Carmenere Thu 10-Jul-08 20:50:44

Well you are the one that can affect how your ds perceives the relationship between you and your ex. Pretend you don't care. You won't eventually, so do the decent thing and for the time being, pretend everything is ok.
I have the world of respect for mothers who put their children before their feelings when it comes to crappy ex's. It is obviously a very difficult thing to do. But it makes you a better person.
You wounds are raw, time will make it all easier but for now, stop trying to assert yourself because you are your ds's mother, just pretend things are ok for him. They will be eventually.

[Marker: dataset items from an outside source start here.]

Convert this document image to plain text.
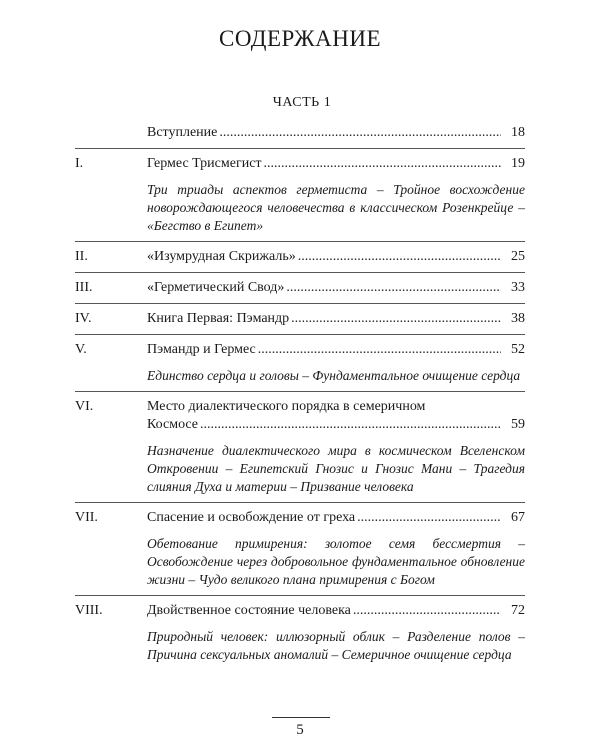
СОДЕРЖАНИЕ
ЧАСТЬ 1
Вступление .....	18
I.	Гермес Трисмегист .....	19
Три триады аспектов герметиста – Тройное восхождение новорождающегося человечества в классическом Розенкрейце – «Бегство в Египет»
II.	«Изумрудная Скрижаль» .....	25
III.	«Герметический Свод» .....	33
IV.	Книга Первая: Пэмандр .....	38
V.	Пэмандр и Гермес .....	52
Единство сердца и головы – Фундаментальное очищение сердца
VI.	Место диалектического порядка в семеричном
Космосе .....	59
Назначение диалектического мира в космическом Вселенском Откровении – Египетский Гнозис и Гнозис Мани – Трагедия слияния Духа и материи – Призвание человека
VII.	Спасение и освобождение от греха .....	67
Обетование примирения: золотое семя бессмертия – Освобождение через добровольное фундаментальное обновление жизни – Чудо великого плана примирения с Богом
VIII.	Двойственное состояние человека .....	72
Природный человек: иллюзорный облик – Разделение полов – Причина сексуальных аномалий – Семеричное очищение сердца
5
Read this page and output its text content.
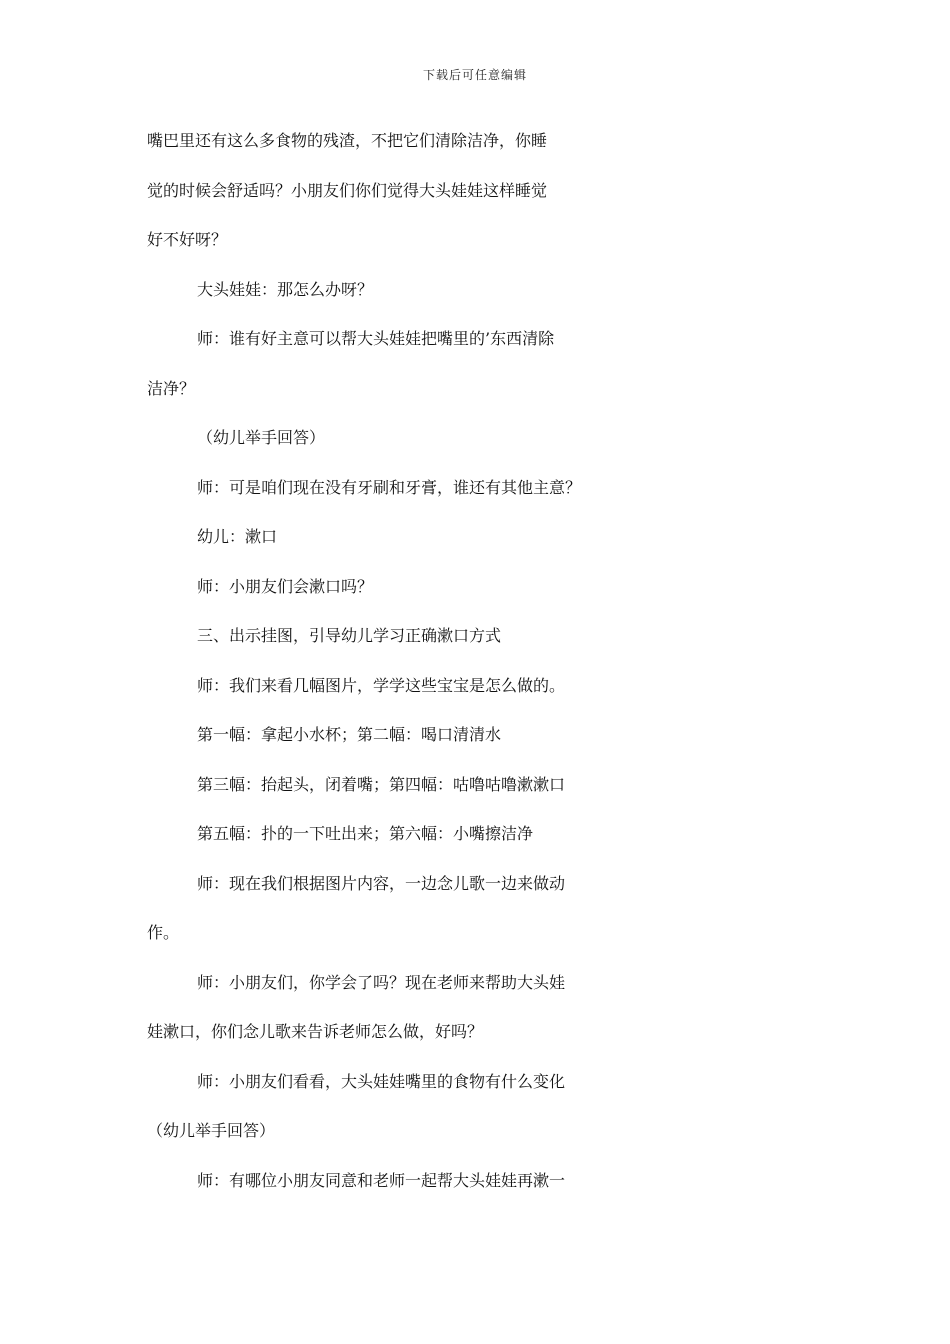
下载后可任意编辑
嘴巴里还有这么多食物的残渣，不把它们清除洁净，你睡
觉的时候会舒适吗？小朋友们你们觉得大头娃娃这样睡觉
好不好呀？
大头娃娃：那怎么办呀？
师：谁有好主意可以帮大头娃娃把嘴里的’东西清除
洁净？
（幼儿举手回答）
师：可是咱们现在没有牙刷和牙膏，谁还有其他主意？
幼儿：漱口
师：小朋友们会漱口吗？
三、出示挂图，引导幼儿学习正确漱口方式
师：我们来看几幅图片，学学这些宝宝是怎么做的。
第一幅：拿起小水杯；第二幅：喝口清清水
第三幅：抬起头，闭着嘴；第四幅：咕噜咕噜漱漱口
第五幅：扑的一下吐出来；第六幅：小嘴擦洁净
师：现在我们根据图片内容，一边念儿歌一边来做动
作。
师：小朋友们，你学会了吗？现在老师来帮助大头娃
娃漱口，你们念儿歌来告诉老师怎么做，好吗？
师：小朋友们看看，大头娃娃嘴里的食物有什么变化
（幼儿举手回答）
师：有哪位小朋友同意和老师一起帮大头娃娃再漱一
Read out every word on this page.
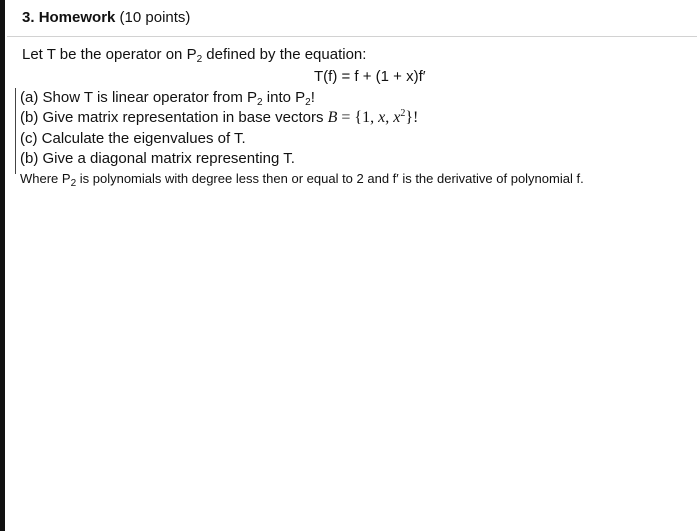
3. Homework (10 points)
Let T be the operator on $P_2$ defined by the equation:
T(f) = f + (1 + x)f′
(a) Show T is linear operator from $P_2$ into $P_2$!
(b) Give matrix representation in base vectors B = {1, x, $x^2$}!
(c) Calculate the eigenvalues of T.
(b) Give a diagonal matrix representing T.
Where $P_2$ is polynomials with degree less then or equal to 2 and f′ is the derivative of polynomial f.
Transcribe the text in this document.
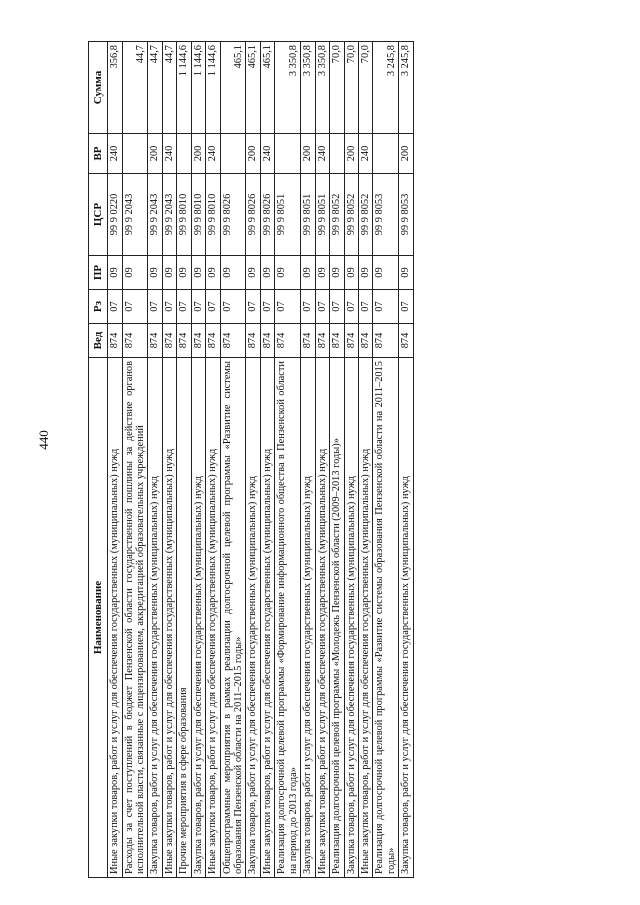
440
Наименование	Вед	Рз	ПР	ЦСР	ВР	Сумма
Иные закупки товаров, работ и услуг для обеспечения государственных (муниципальных) нужд	874	07	09	99 9 0220	240	356,8
Расходы за счет поступлений в бюджет Пензенской области государственной пошлины за действие органов исполнительной власти, связанные с лицензированием, аккредитацией образовательных учреждений	874	07	09	99 9 2043		44,7
Закупка товаров, работ и услуг для обеспечения государственных (муниципальных) нужд	874	07	09	99 9 2043	200	44,7
Иные закупки товаров, работ и услуг для обеспечения государственных (муниципальных) нужд	874	07	09	99 9 2043	240	44,7
Прочие мероприятия в сфере образования	874	07	09	99 9 8010		1 144,6
Закупка товаров, работ и услуг для обеспечения государственных (муниципальных) нужд	874	07	09	99 9 8010	200	1 144,6
Иные закупки товаров, работ и услуг для обеспечения государственных (муниципальных) нужд	874	07	09	99 9 8010	240	1 144,6
Общепрограммные мероприятия в рамках реализации долгосрочной целевой программы «Развитие системы образования Пензенской области на 2011–2015 годы»	874	07	09	99 9 8026		465,1
Закупка товаров, работ и услуг для обеспечения государственных (муниципальных) нужд	874	07	09	99 9 8026	200	465,1
Иные закупки товаров, работ и услуг для обеспечения государственных (муниципальных) нужд	874	07	09	99 9 8026	240	465,1
Реализация долгосрочной целевой программы «Формирование информационного общества в Пензенской области на период до 2013 года»	874	07	09	99 9 8051		3 350,8
Закупка товаров, работ и услуг для обеспечения государственных (муниципальных) нужд	874	07	09	99 9 8051	200	3 350,8
Иные закупки товаров, работ и услуг для обеспечения государственных (муниципальных) нужд	874	07	09	99 9 8051	240	3 350,8
Реализация долгосрочной целевой программы «Молодежь Пензенской области (2009–2013 годы)»	874	07	09	99 9 8052		70,0
Закупка товаров, работ и услуг для обеспечения государственных (муниципальных) нужд	874	07	09	99 9 8052	200	70,0
Иные закупки товаров, работ и услуг для обеспечения государственных (муниципальных) нужд	874	07	09	99 9 8052	240	70,0
Реализация долгосрочной целевой программы «Развитие системы образования Пензенской области на 2011–2015 годы»	874	07	09	99 9 8053		3 245,8
Закупка товаров, работ и услуг для обеспечения государственных (муниципальных) нужд	874	07	09	99 9 8053	200	3 245,8
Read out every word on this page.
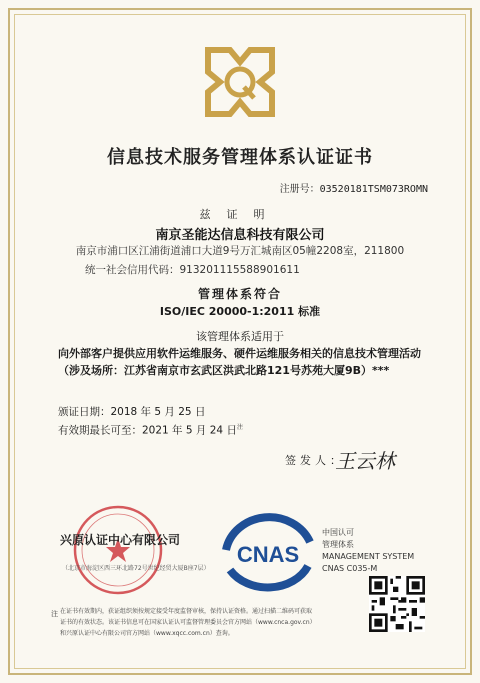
信息技术服务管理体系认证证书
注册号：03520181TSM073ROMN
兹证明
南京圣能达信息科技有限公司
南京市浦口区江浦街道浦口大道9号万汇城南区05幢2208室，211800
统一社会信用代码：913201115588901611
管理体系符合
ISO/IEC 20000-1:2011 标准
该管理体系适用于
向外部客户提供应用软件运维服务、硬件运维服务相关的信息技术管理活动（涉及场所：江苏省南京市玄武区洪武北路121号苏苑大厦9B）***
颁证日期：2018 年 5 月 25 日
有效期最长可至：2021 年 5 月 24 日$^注$
签发人：
王云林
兴原认证中心有限公司
（北京市海淀区西三环北路72号世纪经贸大厦B座7层）
CNAS
中国认可
管理体系
MANAGEMENT SYSTEM
CNAS C035-M
注 在证书有效期内，获证组织须按规定接受年度监督审核，保持认证资格。通过扫描二维码可获取
证书的有效状态。该证书信息可在国家认证认可监督管理委员会官方网站（www.cnca.gov.cn）
和兴原认证中心有限公司官方网站（www.xqcc.com.cn）查询。
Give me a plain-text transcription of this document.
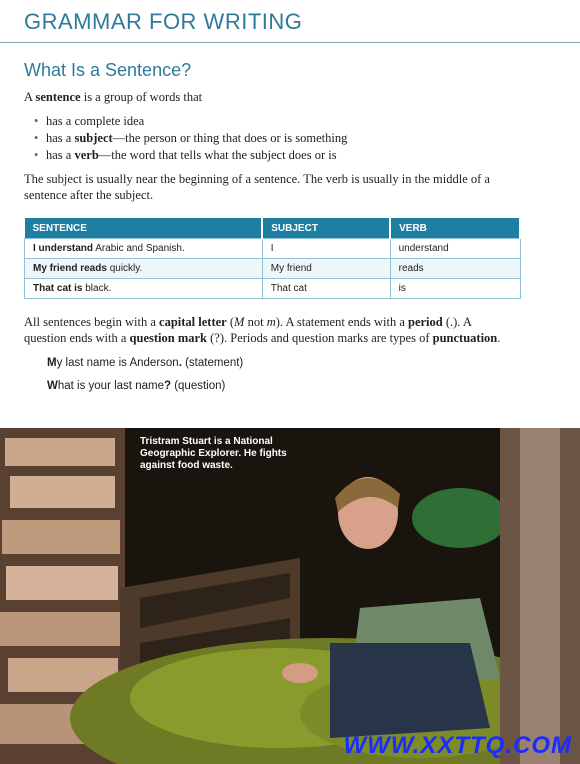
GRAMMAR FOR WRITING
What Is a Sentence?
A sentence is a group of words that
• has a complete idea
• has a subject—the person or thing that does or is something
• has a verb—the word that tells what the subject does or is
The subject is usually near the beginning of a sentence. The verb is usually in the middle of a
sentence after the subject.
SENTENCE	SUBJECT	VERB
I understand Arabic and Spanish.	I	understand
My friend reads quickly.	My friend	reads
That cat is black.	That cat	is
All sentences begin with a capital letter (M not m). A statement ends with a period (.). A
question ends with a question mark (?). Periods and question marks are types of punctuation.
My last name is Anderson. (statement)
What is your last name? (question)
Tristram Stuart is a National Geographic Explorer. He fights against food waste.
WWW.XXTTQ.COM
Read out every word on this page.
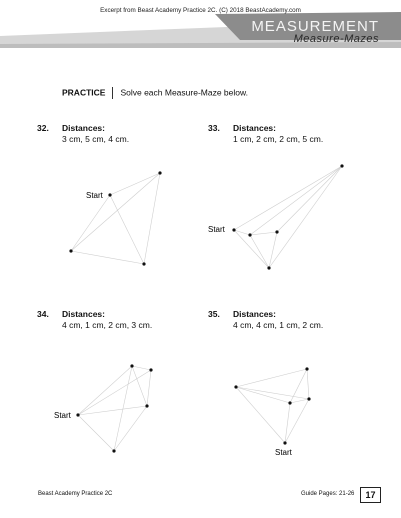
Excerpt from Beast Academy Practice 2C. (C) 2018 BeastAcademy.com
MEASUREMENT
Measure-Mazes
PRACTICE Solve each Measure-Maze below.
32. Distances:
3 cm, 5 cm, 4 cm.
33. Distances:
1 cm, 2 cm, 2 cm, 5 cm.
34. Distances:
4 cm, 1 cm, 2 cm, 3 cm.
35. Distances:
4 cm, 4 cm, 1 cm, 2 cm.
Start
Start
Start
Start
Beast Academy Practice 2C	Guide Pages: 21-26	17
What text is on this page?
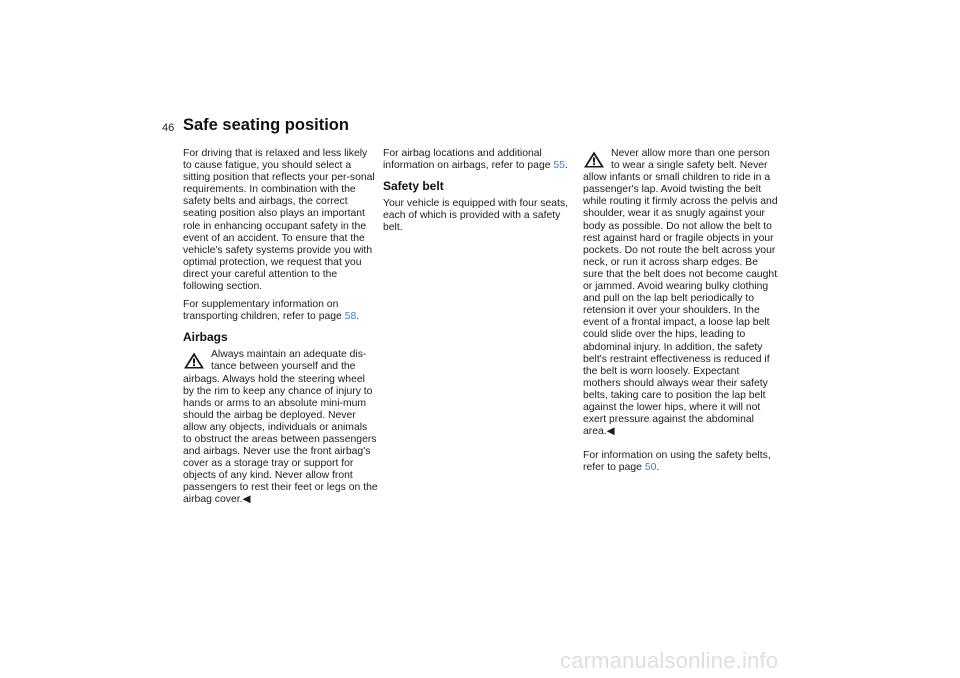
46 Safe seating position

For driving that is relaxed and less likely to cause fatigue, you should select a sitting position that reflects your per-sonal requirements. In combination with the safety belts and airbags, the correct seating position also plays an important role in enhancing occupant safety in the event of an accident. To ensure that the vehicle's safety systems provide you with optimal protection, we request that you direct your careful attention to the following section.

For supplementary information on transporting children, refer to page 58.

Airbags

Always maintain an adequate dis-tance between yourself and the airbags. Always hold the steering wheel by the rim to keep any chance of injury to hands or arms to an absolute mini-mum should the airbag be deployed. Never allow any objects, individuals or animals to obstruct the areas between passengers and airbags. Never use the front airbag's cover as a storage tray or support for objects of any kind. Never allow front passengers to rest their feet or legs on the airbag cover.◀

For airbag locations and additional information on airbags, refer to page 55.

Safety belt

Your vehicle is equipped with four seats, each of which is provided with a safety belt.

Never allow more than one person to wear a single safety belt. Never allow infants or small children to ride in a passenger's lap. Avoid twisting the belt while routing it firmly across the pelvis and shoulder, wear it as snugly against your body as possible. Do not allow the belt to rest against hard or fragile objects in your pockets. Do not route the belt across your neck, or run it across sharp edges. Be sure that the belt does not become caught or jammed. Avoid wearing bulky clothing and pull on the lap belt periodically to retension it over your shoulders. In the event of a frontal impact, a loose lap belt could slide over the hips, leading to abdominal injury. In addition, the safety belt's restraint effectiveness is reduced if the belt is worn loosely. Expectant mothers should always wear their safety belts, taking care to position the lap belt against the lower hips, where it will not exert pressure against the abdominal area.◀

For information on using the safety belts, refer to page 50.

carmanualsonline.info
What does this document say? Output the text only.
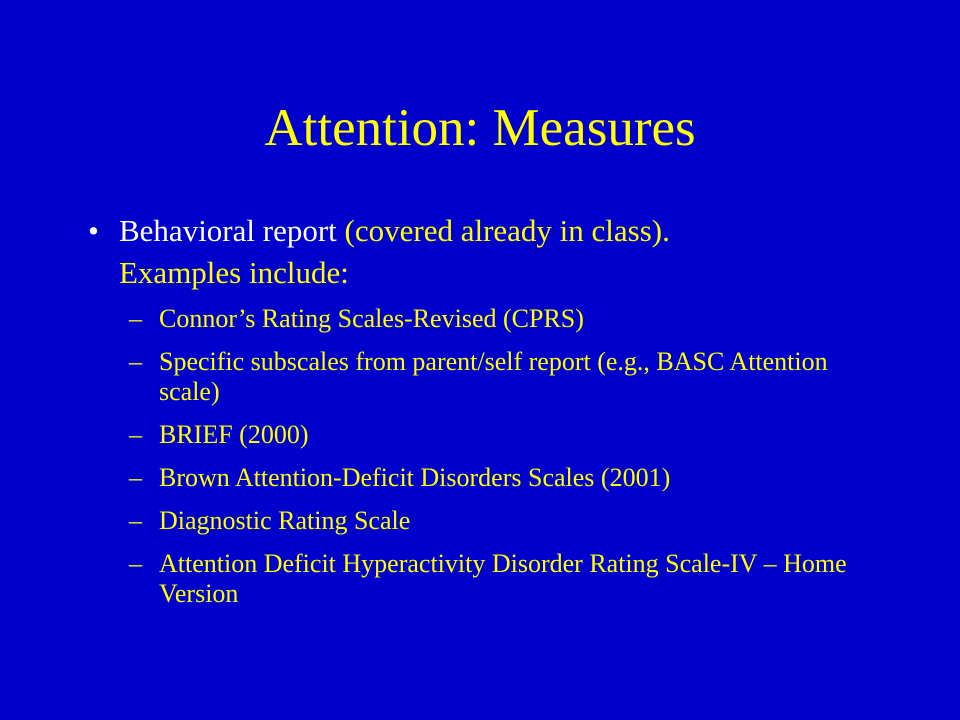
Attention: Measures
• Behavioral report (covered already in class).
Examples include:
– Connor’s Rating Scales-Revised (CPRS)
– Specific subscales from parent/self report (e.g., BASC Attention scale)
– BRIEF (2000)
– Brown Attention-Deficit Disorders Scales (2001)
– Diagnostic Rating Scale
– Attention Deficit Hyperactivity Disorder Rating Scale-IV – Home Version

zippitippitoes Thu 10-Jul-08 20:50:59

you cant stop it from happening

you are wasting energy in these directgions

prettyfly1 Thu 10-Jul-08 20:51:16

sweet you have always been kind with me so i dont want to say something you dont want to hear but yes this is unfair. i can understand how hurt you are but if you are not with him you dont have the right to dictate whom he sees and her age is irrelevant. be the bigger woman that you are and let it be.

beaniesteve Thu 10-Jul-08 20:53:35

"No, weak-willed, immature people - both male and female - go from relationship to relationship because they're too sad to work out who they are and be comfortable in their own company. They constantly need a prop/crutch in another person."

Gaaahhhhh - but this doesn't mean that every person who goes from one relationship to another is weak wiled and immature !!

I left someone I had been with for years to be with someone else because I was no loger in love with my ex. I am not weak willed and I will not make a habit of this.